Gulp. You humble me, Dr. Eyles.
Last year, we had the good fortune to fly over Painted Rocks in a float plane (click to enlarge photo, if you’re on a desktop computer), a birthday present from my wife, sons and her parents. Even though I knew roughly what to expect, it was still a revelation to peer into the water just offshore and see all the shoals and shallows. On a stormy day, this is a fearsome place, with the water churned up like a soapy washing machine. The bay in front of Painted Rocks is not navigable by motor boat (the marked, safe channel is way offshore), but the kayakers love it because the rocks and shoals offer fascinating channels, and some protection from the wind.
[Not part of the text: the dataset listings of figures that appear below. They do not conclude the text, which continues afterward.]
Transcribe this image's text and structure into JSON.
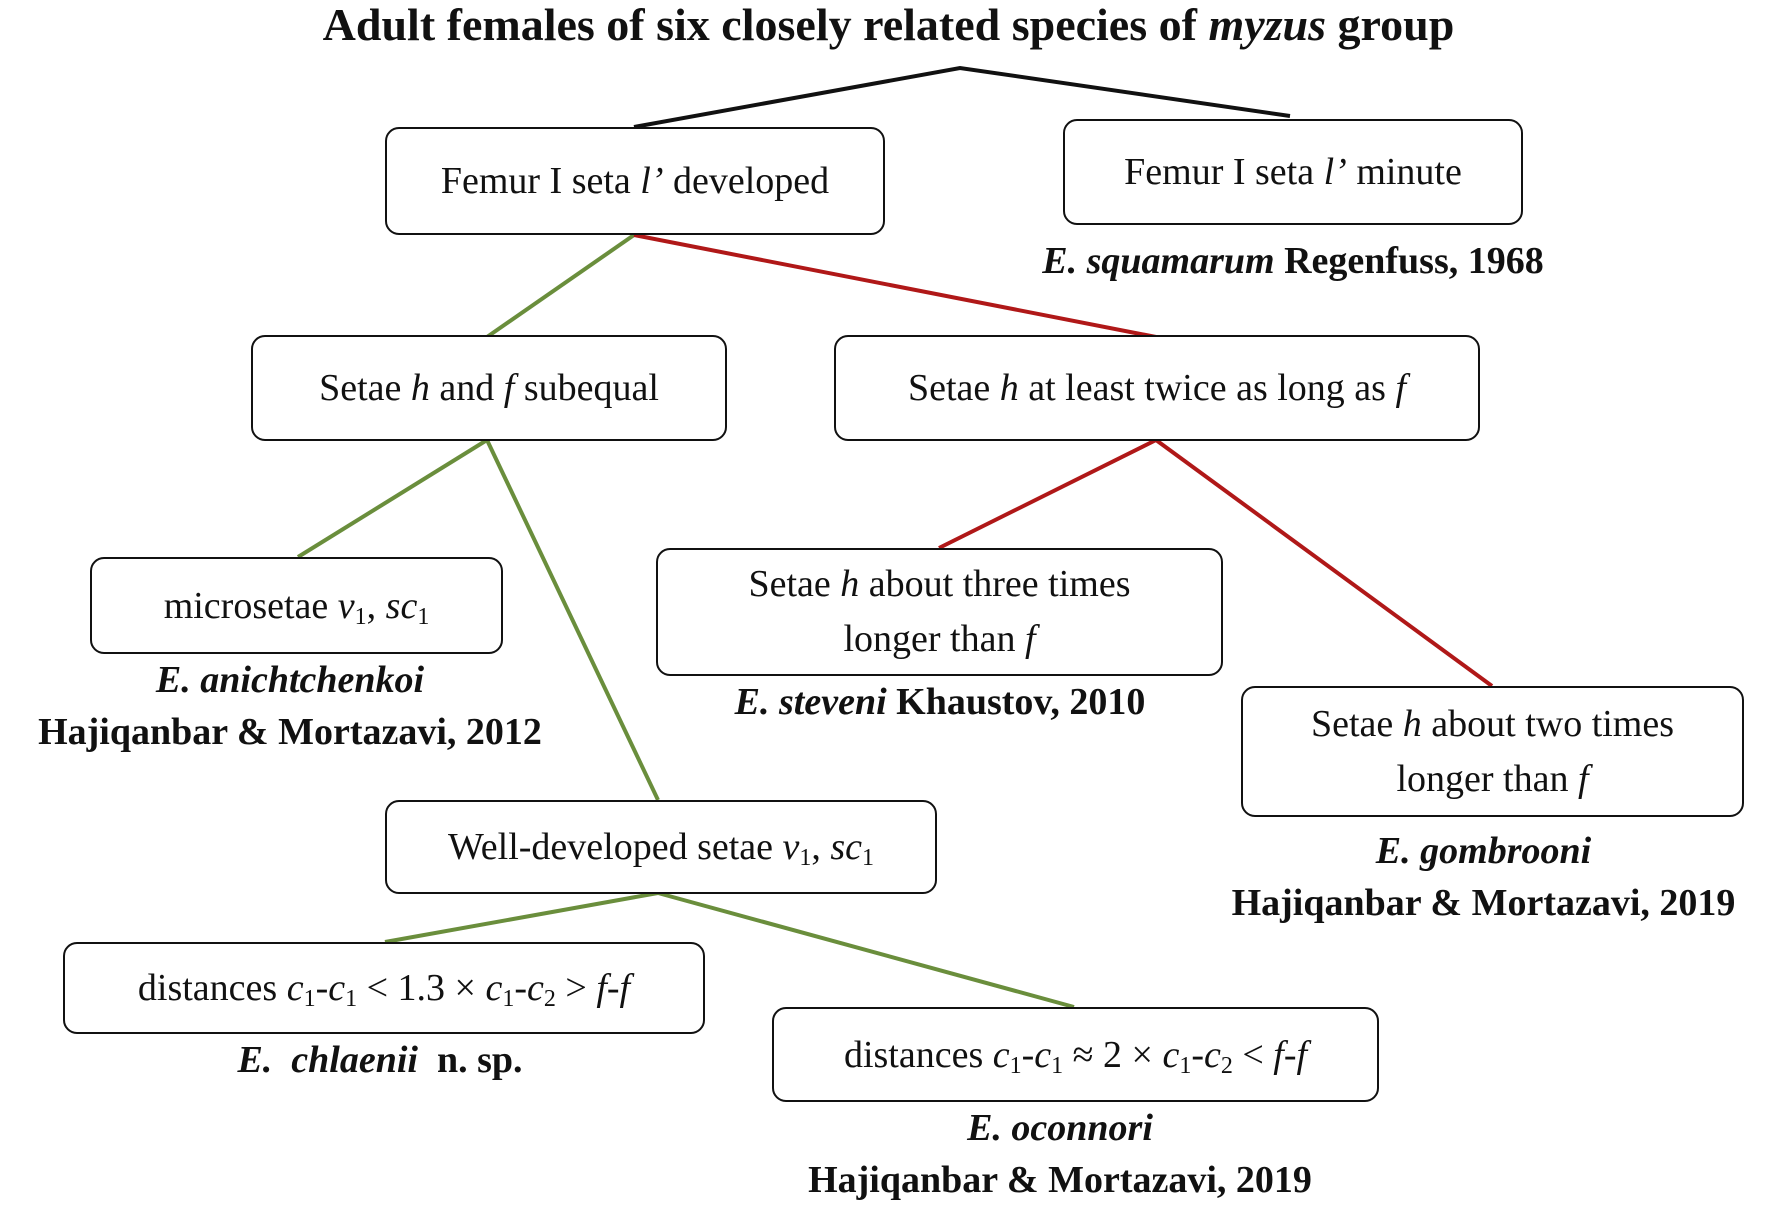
{
  "title": {
    "prefix": "Adult females of six closely related species of ",
    "genus": "myzus",
    "suffix": " group"
  },
  "nodes": {
    "femur_developed": {
      "pre": "Femur I seta ",
      "var": "l’",
      "post": " developed"
    },
    "femur_minute": {
      "pre": "Femur I seta ",
      "var": "l’",
      "post": " minute"
    },
    "setae_subequal": {
      "pre": "Setae ",
      "v1": "h",
      "mid": " and ",
      "v2": "f",
      "post": " subequal"
    },
    "setae_twice": {
      "pre": "Setae ",
      "v1": "h",
      "mid": " at least twice as long as ",
      "v2": "f"
    },
    "microsetae": {
      "pre": "microsetae ",
      "v": "v",
      "s1": "1",
      "comma": ", ",
      "sc": "sc",
      "s2": "1"
    },
    "three_times": {
      "pre": "Setae ",
      "v1": "h",
      "mid": " about three times",
      "line2": "longer than ",
      "v2": "f"
    },
    "two_times": {
      "pre": "Setae ",
      "v1": "h",
      "mid": " about two times",
      "line2": "longer than ",
      "v2": "f"
    },
    "well_developed": {
      "pre": "Well-developed setae ",
      "v": "v",
      "s1": "1",
      "comma": ", ",
      "sc": "sc",
      "s2": "1"
    },
    "distances_chlaenii": {
      "pre": "distances ",
      "c1a": "c",
      "s1": "1",
      "dash1": "-",
      "c1b": "c",
      "s2": "1",
      "op1": " < 1.3 × ",
      "c1c": "c",
      "s3": "1",
      "dash2": "-",
      "c2": "c",
      "s4": "2",
      "op2": " > ",
      "ff": "f-f"
    },
    "distances_oconnori": {
      "pre": "distances ",
      "c1a": "c",
      "s1": "1",
      "dash1": "-",
      "c1b": "c",
      "s2": "1",
      "op1": " ≈ 2 × ",
      "c1c": "c",
      "s3": "1",
      "dash2": "-",
      "c2": "c",
      "s4": "2",
      "op2": " < ",
      "ff": "f-f"
    }
  },
  "species": {
    "squamarum": {
      "name": "E. squamarum",
      "author": " Regenfuss, 1968"
    },
    "anichtchenkoi": {
      "name": "E. anichtchenkoi",
      "author": "Hajiqanbar & Mortazavi, 2012"
    },
    "steveni": {
      "name": "E. steveni",
      "author": " Khaustov, 2010"
    },
    "gombrooni": {
      "name": "E. gombrooni",
      "author": "Hajiqanbar & Mortazavi, 2019"
    },
    "chlaenii": {
      "name": "E.  chlaenii",
      "author": "  n. sp."
    },
    "oconnori": {
      "name": "E. oconnori",
      "author": "Hajiqanbar & Mortazavi, 2019"
    }
  },
  "colors": {
    "green": "#6a8e3c",
    "red": "#b01818",
    "black": "#111111"
  }
}
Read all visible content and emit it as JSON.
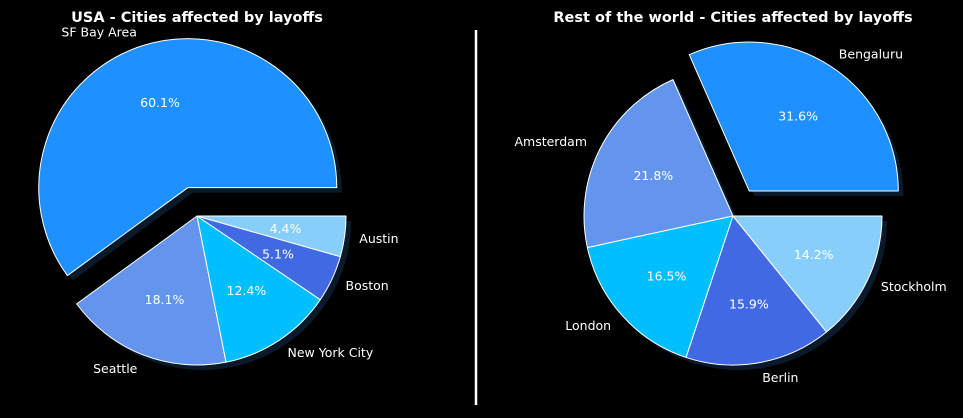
{
  "chart_data": [
    {
      "type": "pie",
      "title": "USA - Cities affected by layoffs",
      "categories": [
        "SF Bay Area",
        "Seattle",
        "New York City",
        "Boston",
        "Austin"
      ],
      "values": [
        60.1,
        18.1,
        12.4,
        5.1,
        4.4
      ],
      "labels_pct": [
        "60.1%",
        "18.1%",
        "12.4%",
        "5.1%",
        "4.4%"
      ],
      "exploded": [
        "SF Bay Area"
      ],
      "colors": [
        "#1e90ff",
        "#6495ed",
        "#00bfff",
        "#4169e1",
        "#87cefa"
      ]
    },
    {
      "type": "pie",
      "title": "Rest of the world - Cities affected by layoffs",
      "categories": [
        "Bengaluru",
        "Amsterdam",
        "London",
        "Berlin",
        "Stockholm"
      ],
      "values": [
        31.6,
        21.8,
        16.5,
        15.9,
        14.2
      ],
      "labels_pct": [
        "31.6%",
        "21.8%",
        "16.5%",
        "15.9%",
        "14.2%"
      ],
      "exploded": [
        "Bengaluru"
      ],
      "colors": [
        "#1e90ff",
        "#6495ed",
        "#00bfff",
        "#4169e1",
        "#87cefa"
      ]
    }
  ],
  "style": {
    "background": "#000000",
    "edge": "#ffffff",
    "divider": "#ffffff",
    "shadow": "#0b1a2a"
  }
}
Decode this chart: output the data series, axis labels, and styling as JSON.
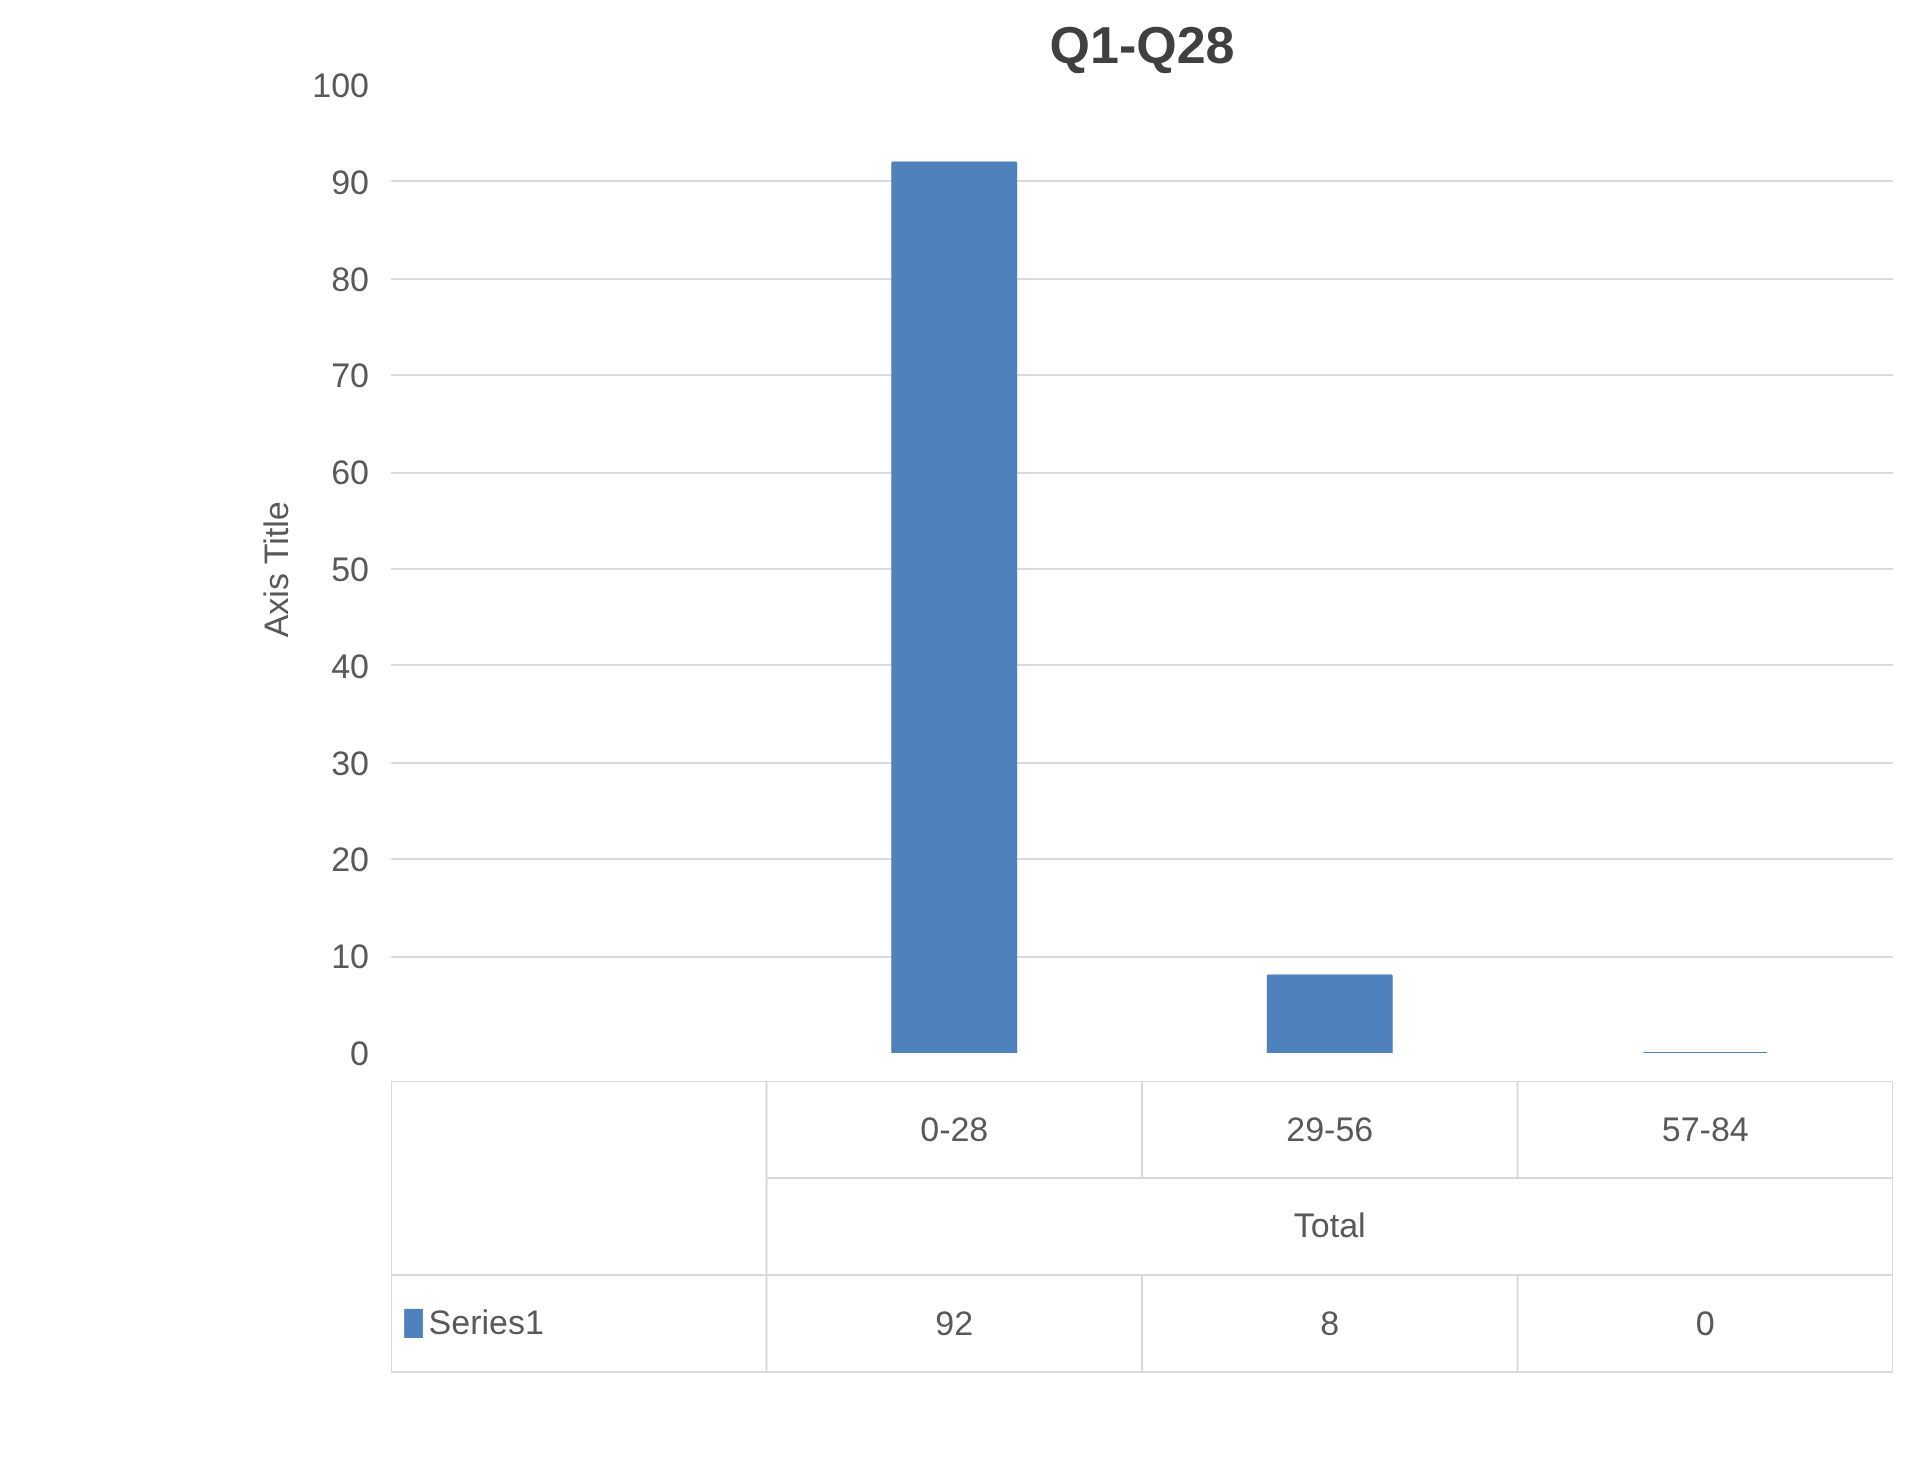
{
  "chart_data": {
    "type": "bar",
    "title": "Q1-Q28",
    "ylabel": "Axis Title",
    "xlabel": "Total",
    "categories": [
      null,
      "0-28",
      "29-56",
      "57-84"
    ],
    "series": [
      {
        "name": "Series1",
        "color": "#4f81bd",
        "values": [
          null,
          92,
          8,
          0
        ]
      }
    ],
    "ylim": [
      0,
      100
    ],
    "yticks": [
      0,
      10,
      20,
      30,
      40,
      50,
      60,
      70,
      80,
      90,
      100
    ],
    "grid": "y",
    "legend": "bottom",
    "data_labels": true
  }
}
You can wander up the shore from where we land on the right of the photo above, but not very far. Eventually, you get stopped by the mouth of the Naiscoot River (top left). However, with all there is to see under your feet, this limitation doesn’t much matter. I’ve taken people to Painted Rocks who walk so slowly – they’re staring, dumbfounded, at the ground – that I fear we’ll never get home for dinner.
Painted Rocks is on crown land, part of the North Georgian Bay Conservation Reserve – not a park, but a protected, mostly wilderness coastline between Bayfield Inlet and Britt. There are no facilities here, but almost nobody litters. The only trace of humans you’re likely to see is the odd firepit, crude stone constructions to shield flame from the wind.
At the end of it all, Painted Rocks is a place for the head – you can examine the geological clues that have been all figured out by scientists like Nick Eyles. But it’s also a place for the heart, reminding us of our smallness in space, and especially in time – and of the ultimate endurance of our special planet, and our fragility as a species.
• • • • •
Painted Rocks are at the mouth of Charles Inlet, about 8 kilometres by water from the end of Highway 529A at Bayfield Inlet, GPS coordinates 45.643461, -80.582437 or google maps here.
Here is a link to Nick Eyles’ popular guide to Ontario geology: Road Rocks Ontario.
Click on any photo below to view the whole gallery:
Georgian Bay never ceases to amaze. Thanks Art.
A great summary for those of us who missed Nick Eyles’s presentation. Many thanks!